The 131E/E22G peptide, however, showed no correlation between predicted aggregation propensity—expected to resemble that of the pathogenic E22G peptide—and its increased survival and mobility. Nonetheless, the peptide aggregated at rates similar to the Alzheimer variant in vitro as well as in the fly brains. But because the 131E/E22G peptide deposits were not accompanied by cavities in brain tissue—a telltale sign of neurodegeneration—the flies showed no neurological deficits.

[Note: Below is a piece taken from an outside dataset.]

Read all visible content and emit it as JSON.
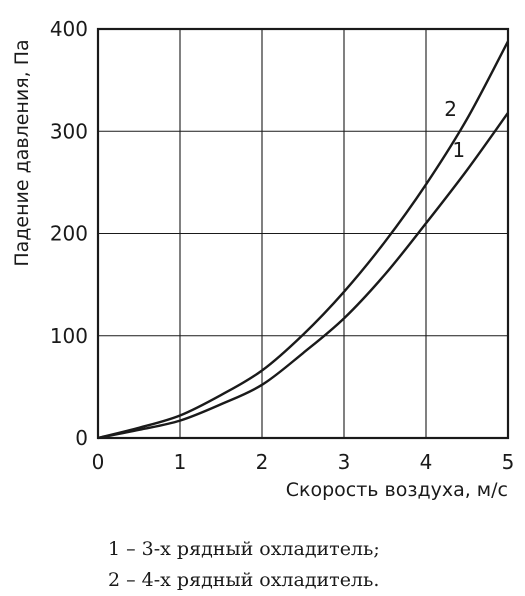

This finding fits with reports that the density of Aβ plaques in elderly patients with Alzheimer disease does not correlate with the severity of clinical symptoms—and that the soluble protofibrillar aggregates, not the mature amyloid plaques, cause neurodegeneration. Recomputing the propensities of each Aβ variant to form these protofibrillar species revealed not only an improved overall correlation with toxicity but it also brought the previously anomalous 131E/E22G variant in line with the prediction algorithm.
Altogether, these results show that Aβ's toxic effects in a living organism can be predicted based on a computational analysis of its tendency to form protofibrillar aggregates. And even though cells have evolved multiple mechanisms to regulate folding, the researchers argue, it is the intrinsic tendency of the peptide's sequence to aggregate that governs its pathological propensity. Though the researchers focused on the peptide most closely associated with Alzheimer disease, they believe their approach will work for many other diseases as well.